Operasi senyap ini berlangsung pada Sabtu, 10 Januari 2026, dan berhasil mengamankan beberapa orang yang diduga terlibat dalam praktik rasuah.
Wakil Ketua KPK, Fitroh Rohcahyanto, mengonfirmasi perihal penyitaan uang tunai dalam jumlah besar tersebut saat memberikan keterangan kepada wartawan. Menurutnya, penangkapan ini berkaitan erat dengan kasus dugaan suap untuk pengurangan nilai kewajiban pajak.
Selain mengamankan oknum pegawai pajak, tim penyidik di lapangan juga turut mengangkut pihak dari wajib pajak yang diduga sebagai pemberi suap.
Fitroh menjelaskan bahwa saat ini para pihak yang diamankan telah dibawa ke gedung Merah Putih KPK untuk menjalani pemeriksaan intensif.
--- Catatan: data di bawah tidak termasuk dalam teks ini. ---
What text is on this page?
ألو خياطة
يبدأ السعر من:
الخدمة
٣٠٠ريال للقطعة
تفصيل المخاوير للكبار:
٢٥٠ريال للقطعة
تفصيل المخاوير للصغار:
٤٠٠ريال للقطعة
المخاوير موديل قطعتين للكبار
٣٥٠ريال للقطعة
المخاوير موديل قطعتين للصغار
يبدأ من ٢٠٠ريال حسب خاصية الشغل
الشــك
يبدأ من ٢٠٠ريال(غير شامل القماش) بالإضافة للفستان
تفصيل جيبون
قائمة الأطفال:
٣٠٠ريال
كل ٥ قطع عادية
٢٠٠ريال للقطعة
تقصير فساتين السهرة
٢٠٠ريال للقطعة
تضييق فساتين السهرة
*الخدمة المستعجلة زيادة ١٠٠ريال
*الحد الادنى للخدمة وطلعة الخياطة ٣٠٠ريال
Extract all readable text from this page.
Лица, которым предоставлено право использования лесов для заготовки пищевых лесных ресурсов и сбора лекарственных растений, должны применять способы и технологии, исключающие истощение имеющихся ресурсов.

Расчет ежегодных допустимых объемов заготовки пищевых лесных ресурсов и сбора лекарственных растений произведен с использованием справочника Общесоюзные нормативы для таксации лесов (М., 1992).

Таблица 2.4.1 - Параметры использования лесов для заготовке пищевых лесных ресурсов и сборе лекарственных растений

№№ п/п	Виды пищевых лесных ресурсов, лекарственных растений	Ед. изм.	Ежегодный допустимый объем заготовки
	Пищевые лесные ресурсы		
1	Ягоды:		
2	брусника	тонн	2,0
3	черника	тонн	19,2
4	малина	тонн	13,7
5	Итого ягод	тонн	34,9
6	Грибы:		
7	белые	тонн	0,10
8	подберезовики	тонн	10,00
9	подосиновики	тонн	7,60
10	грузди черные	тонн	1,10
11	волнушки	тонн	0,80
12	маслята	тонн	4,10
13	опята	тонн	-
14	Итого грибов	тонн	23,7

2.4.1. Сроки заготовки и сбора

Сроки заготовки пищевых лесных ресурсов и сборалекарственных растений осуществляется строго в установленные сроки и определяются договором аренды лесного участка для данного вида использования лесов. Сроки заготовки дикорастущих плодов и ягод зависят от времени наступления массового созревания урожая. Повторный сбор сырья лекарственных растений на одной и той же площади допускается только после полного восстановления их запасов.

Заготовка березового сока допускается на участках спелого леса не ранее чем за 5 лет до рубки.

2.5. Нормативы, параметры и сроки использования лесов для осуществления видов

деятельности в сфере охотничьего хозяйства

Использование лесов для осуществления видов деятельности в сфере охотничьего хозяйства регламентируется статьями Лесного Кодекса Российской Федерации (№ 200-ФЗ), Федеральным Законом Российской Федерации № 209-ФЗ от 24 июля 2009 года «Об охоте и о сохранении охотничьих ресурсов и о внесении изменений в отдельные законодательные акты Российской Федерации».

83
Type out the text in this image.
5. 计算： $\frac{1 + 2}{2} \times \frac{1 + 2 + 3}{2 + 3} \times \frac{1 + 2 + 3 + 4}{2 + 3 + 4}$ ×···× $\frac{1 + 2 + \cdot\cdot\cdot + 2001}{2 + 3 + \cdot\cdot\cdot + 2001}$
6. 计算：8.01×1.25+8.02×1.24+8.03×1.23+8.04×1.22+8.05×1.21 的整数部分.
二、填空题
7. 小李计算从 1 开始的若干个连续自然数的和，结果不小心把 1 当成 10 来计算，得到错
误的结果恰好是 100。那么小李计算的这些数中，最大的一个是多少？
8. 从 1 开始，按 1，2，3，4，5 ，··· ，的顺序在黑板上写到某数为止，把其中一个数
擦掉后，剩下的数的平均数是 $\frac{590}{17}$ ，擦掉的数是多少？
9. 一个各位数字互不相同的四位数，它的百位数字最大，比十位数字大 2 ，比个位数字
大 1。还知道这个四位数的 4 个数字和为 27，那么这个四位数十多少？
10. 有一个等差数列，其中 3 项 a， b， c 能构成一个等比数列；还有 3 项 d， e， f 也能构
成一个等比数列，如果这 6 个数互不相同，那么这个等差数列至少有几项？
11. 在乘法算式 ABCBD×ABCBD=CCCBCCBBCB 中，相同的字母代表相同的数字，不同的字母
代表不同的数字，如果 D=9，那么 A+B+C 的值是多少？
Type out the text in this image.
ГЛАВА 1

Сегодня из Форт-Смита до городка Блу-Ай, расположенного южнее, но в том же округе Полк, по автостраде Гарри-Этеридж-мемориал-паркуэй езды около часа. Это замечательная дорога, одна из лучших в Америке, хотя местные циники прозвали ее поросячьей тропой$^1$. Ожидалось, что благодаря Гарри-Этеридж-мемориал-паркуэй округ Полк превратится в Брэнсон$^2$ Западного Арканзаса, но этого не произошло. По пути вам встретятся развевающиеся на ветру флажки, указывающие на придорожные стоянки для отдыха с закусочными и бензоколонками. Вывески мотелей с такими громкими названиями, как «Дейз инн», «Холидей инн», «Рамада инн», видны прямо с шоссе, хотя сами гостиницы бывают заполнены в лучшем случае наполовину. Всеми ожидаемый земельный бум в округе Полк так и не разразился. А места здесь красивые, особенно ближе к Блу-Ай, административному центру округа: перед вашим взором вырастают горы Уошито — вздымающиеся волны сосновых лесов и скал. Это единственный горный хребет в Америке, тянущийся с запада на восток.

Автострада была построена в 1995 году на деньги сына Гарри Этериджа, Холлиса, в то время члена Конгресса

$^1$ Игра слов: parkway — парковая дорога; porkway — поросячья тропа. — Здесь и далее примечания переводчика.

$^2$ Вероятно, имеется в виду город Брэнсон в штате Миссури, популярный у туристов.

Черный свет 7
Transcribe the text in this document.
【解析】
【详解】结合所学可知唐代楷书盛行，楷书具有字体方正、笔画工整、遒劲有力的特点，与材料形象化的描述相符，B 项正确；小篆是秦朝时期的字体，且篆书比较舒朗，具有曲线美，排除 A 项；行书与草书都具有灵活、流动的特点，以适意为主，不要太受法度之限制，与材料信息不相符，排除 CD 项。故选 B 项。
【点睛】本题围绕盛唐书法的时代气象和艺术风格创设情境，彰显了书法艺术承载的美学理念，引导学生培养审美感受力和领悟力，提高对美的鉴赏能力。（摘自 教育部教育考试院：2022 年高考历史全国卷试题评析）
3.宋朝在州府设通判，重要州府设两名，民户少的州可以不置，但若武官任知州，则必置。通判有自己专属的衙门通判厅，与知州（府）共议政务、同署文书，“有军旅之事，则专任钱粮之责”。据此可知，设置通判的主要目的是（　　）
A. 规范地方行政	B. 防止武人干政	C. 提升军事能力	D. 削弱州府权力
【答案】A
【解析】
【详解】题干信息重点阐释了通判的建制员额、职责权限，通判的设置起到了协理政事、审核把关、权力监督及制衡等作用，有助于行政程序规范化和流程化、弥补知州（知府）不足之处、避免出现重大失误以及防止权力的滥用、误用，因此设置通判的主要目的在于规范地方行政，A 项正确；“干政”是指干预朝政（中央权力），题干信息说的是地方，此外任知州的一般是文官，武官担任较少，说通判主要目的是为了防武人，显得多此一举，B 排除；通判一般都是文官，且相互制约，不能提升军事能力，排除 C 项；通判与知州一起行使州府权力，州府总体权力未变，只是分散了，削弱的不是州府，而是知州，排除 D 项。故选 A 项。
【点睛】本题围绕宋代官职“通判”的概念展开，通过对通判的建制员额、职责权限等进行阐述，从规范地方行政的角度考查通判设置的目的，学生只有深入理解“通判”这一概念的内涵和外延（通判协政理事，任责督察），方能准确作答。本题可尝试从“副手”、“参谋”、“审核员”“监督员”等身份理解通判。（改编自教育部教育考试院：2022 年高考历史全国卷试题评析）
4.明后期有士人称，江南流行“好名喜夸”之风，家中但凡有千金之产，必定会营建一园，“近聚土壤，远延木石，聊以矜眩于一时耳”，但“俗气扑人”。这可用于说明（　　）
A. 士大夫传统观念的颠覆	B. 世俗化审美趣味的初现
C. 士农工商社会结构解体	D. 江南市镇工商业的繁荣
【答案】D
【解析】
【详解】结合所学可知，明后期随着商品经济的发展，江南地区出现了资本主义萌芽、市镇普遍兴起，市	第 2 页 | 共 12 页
Namun, pihak lembaga antirasuah belum membeberkan secara rinci mengenai identitas para terduga maupun konstruksi perkara secara mendalam.
Berdasarkan prosedur hukum yang berlaku, KPK memiliki waktu selama satu kali 24 jam untuk menentukan status hukum dari orang-orang yang diamankan tersebut, apakah akan ditingkatkan statusnya menjadi tersangka atau tidak.
Masyarakat kini menunggu keterangan resmi lebih lanjut mengenai total pasti uang yang disita serta peran masing-masing oknum dalam skandal pengurangan pajak di wilayah Jakarta Utara ini.